Il film ha una struttura piuttosto convenzionale: si alternano
flashback e flashforward che rendono pesante la visione e il tutto ha un sapore
antico, come l’eco di un qualcosa di già vissuto e sentito. Nonostante il montaggio dispersivo e ridondante, si riesce comunque a cogliere l’amaro che
Ron Howard intendeva trasmettere e con la sua regia tagliente porta alla luce lo
spaccato sociale di un paese ben distante da quello del Sogno Americano al
quale siamo abituati: ci racconta un paese spezzato, sanguinante nel quale
violenza, disuguaglianze, povertà e rabbia la fanno da padrone. Ci si ritrova in un guado nel quale è sempre più difficile
incedere; la melma impasta le gambe, ci inzuppa sempre di più in questo vortice
di sofferenza.
Uno dei punti di forza assoluti
di questa pellicola è la colonna sonora di Hans Zimmer (qui con David Fleming), non nuovo a collaborazioni
con Howard, per il quale ha creato alcune delle più trascinanti soundtrack
della sua carriera.
La nota di merito è interamente dedicata a nonna Mamaw,
figura salvifica che sarà il punto di riferimento di J.D. nel suo percorso per
diventare uomo, interpretata da una sublime Gleen Close, quasi totalmente irriconoscibile
sotto un make-up da 10 e lode. Un’attrice tra le migliori della sua generazioni che purtroppo non è mai riuscita a conquistare la statuetta più ambita, ci si augura che almeno la sua nomination sia assicurata. Non sulla stessa lunghezza d'onda l'interpretazione di Amy Adams, piuttosto ridondante e a grandi tratti stereotipata, risulta inefficace e poco sfaccettata.
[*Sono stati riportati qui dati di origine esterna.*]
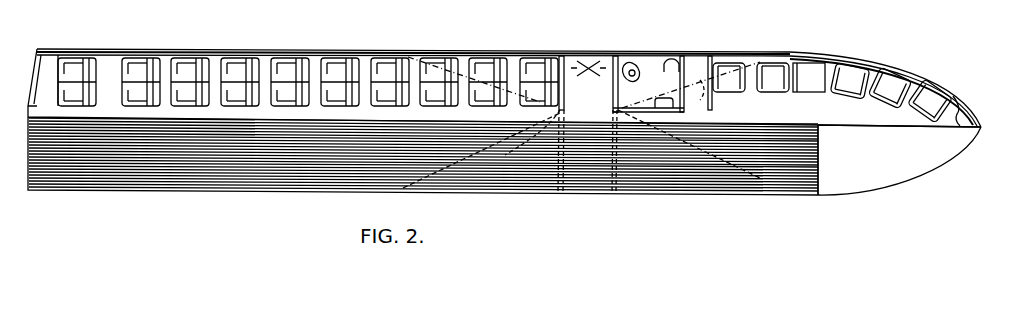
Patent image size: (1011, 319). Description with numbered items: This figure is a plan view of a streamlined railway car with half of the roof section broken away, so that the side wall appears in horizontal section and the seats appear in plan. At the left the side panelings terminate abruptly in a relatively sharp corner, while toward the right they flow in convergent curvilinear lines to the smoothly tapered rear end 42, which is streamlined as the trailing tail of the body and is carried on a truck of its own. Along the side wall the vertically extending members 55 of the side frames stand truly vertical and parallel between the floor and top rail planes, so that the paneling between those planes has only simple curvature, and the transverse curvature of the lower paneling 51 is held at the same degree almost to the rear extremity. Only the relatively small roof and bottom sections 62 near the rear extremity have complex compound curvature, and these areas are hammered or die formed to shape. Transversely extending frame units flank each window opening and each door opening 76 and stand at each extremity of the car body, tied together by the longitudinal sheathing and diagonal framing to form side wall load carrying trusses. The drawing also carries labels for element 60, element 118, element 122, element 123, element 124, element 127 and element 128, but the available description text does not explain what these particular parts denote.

The rear end 42 is at (973, 96).
The paneling 51 is at (712, 193).
The vertically extending members 55 is at (168, 53).
The nose 60 is at (921, 160).
The roof and bottom sections 62 is at (925, 147).
The door opening 76 is at (602, 59).
The doors 118 is at (552, 192).
The seat 122 is at (708, 98).
The seat 123 is at (769, 89).
The window 124 is at (803, 89).
The compartment 127 is at (601, 102).
The luggage rack 128 is at (581, 61).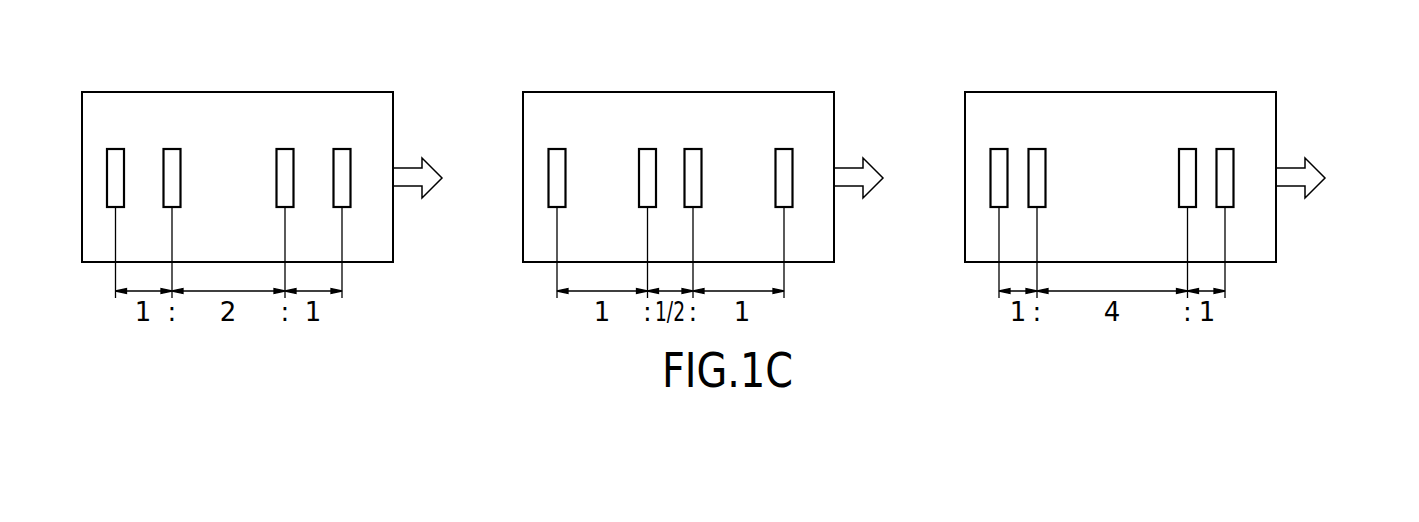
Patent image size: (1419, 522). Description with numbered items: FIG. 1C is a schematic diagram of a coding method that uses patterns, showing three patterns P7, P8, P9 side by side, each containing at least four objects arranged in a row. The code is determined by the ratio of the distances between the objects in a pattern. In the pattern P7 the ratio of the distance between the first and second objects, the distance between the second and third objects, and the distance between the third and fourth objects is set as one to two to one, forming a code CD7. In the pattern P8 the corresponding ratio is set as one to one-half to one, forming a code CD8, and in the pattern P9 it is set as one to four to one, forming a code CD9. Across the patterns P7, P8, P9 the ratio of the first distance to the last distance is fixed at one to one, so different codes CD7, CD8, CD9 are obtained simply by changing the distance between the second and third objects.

The pattern P7 is at (238, 160).
The pattern P8 is at (679, 160).
The pattern P9 is at (1121, 160).
The code CD7 is at (444, 178).
The code CD8 is at (885, 178).
The code CD9 is at (1327, 178).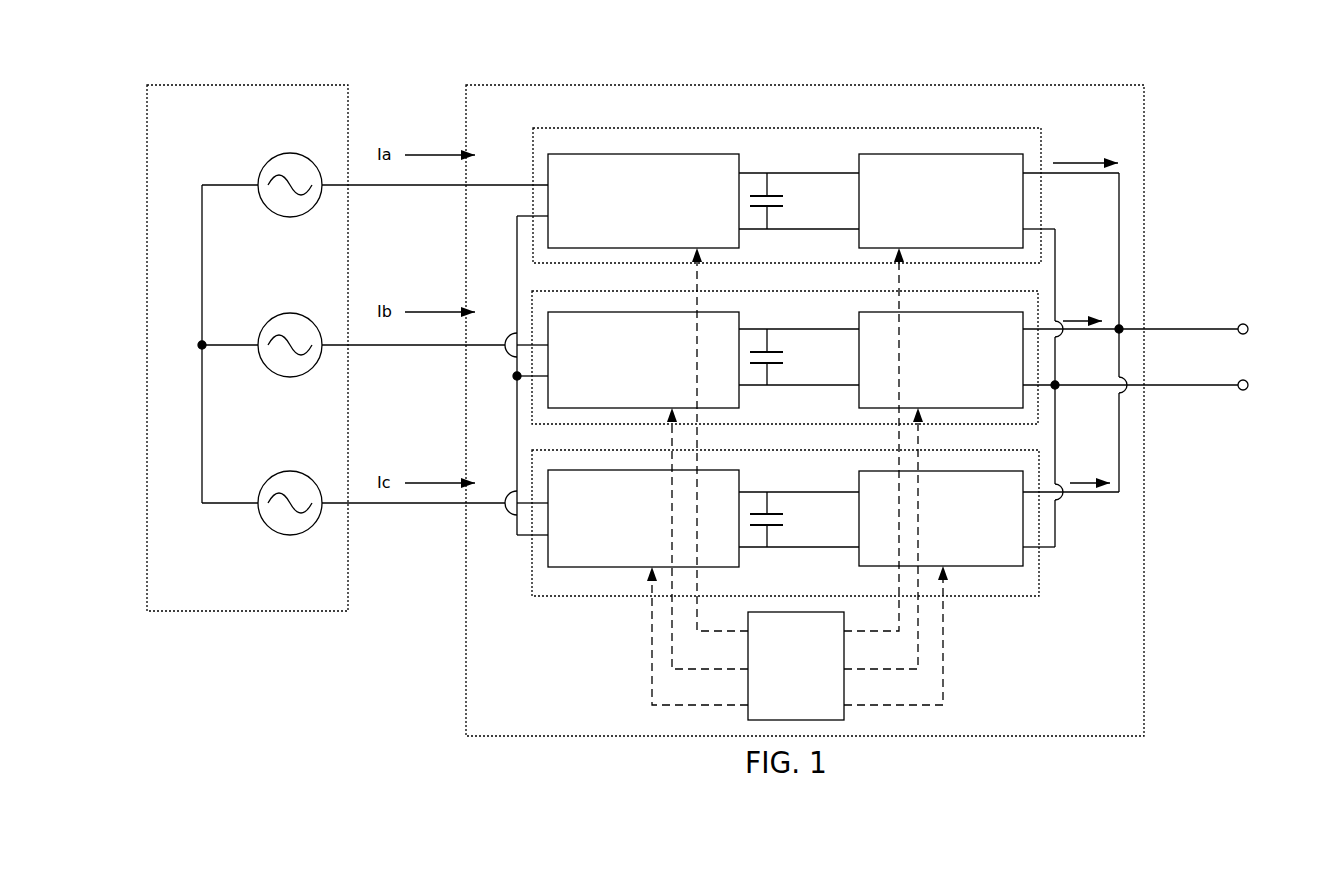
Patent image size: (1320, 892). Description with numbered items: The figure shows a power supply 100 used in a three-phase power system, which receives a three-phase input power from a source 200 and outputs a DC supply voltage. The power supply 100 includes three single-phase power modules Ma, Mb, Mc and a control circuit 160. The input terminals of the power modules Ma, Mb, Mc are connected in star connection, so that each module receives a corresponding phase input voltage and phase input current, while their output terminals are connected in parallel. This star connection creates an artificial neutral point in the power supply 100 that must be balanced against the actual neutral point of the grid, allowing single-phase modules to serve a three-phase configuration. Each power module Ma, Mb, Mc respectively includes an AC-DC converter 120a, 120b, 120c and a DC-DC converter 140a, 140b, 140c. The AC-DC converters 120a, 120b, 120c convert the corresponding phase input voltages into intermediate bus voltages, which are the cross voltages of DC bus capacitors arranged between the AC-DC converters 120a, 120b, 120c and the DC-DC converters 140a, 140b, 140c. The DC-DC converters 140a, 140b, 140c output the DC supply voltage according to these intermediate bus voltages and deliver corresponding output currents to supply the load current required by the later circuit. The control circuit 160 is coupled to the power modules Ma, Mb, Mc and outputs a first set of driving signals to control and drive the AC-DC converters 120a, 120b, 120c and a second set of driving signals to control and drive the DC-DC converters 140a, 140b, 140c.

The power supply 100 is at (712, 85).
The three-phase AC power source 200 is at (187, 611).
The AC-DC converter 120a is at (643, 201).
The AC-DC converter 120b is at (643, 360).
The AC-DC converter 120c is at (643, 518).
The DC-DC converter 140a is at (941, 201).
The DC-DC converter 140b is at (941, 360).
The DC-DC converter 140c is at (941, 518).
The control circuit 160 is at (796, 666).
The single-phase power module Ma is at (1007, 128).
The single-phase power module Mb is at (1007, 291).
The single-phase power module Mc is at (1010, 597).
In conclusione, Elegia Americana non brilla per ritmo, ma appare esacerbata su più di un aspetto, quando si avvicina l'idea di una svolta, torna ancora una volta sui suoi passi, rimanendo incastrata in un loop che appare infinito e non decolla. Ricorda molto una complicata ricetta eseguita da un pessimo cuoco: deliziosa sulla carta, si ha l'acquolina sin dalla prima lettura, ma una volta portata la forchetta alle labbra, ci si rende conto di quanto le aspettative siano state deluse.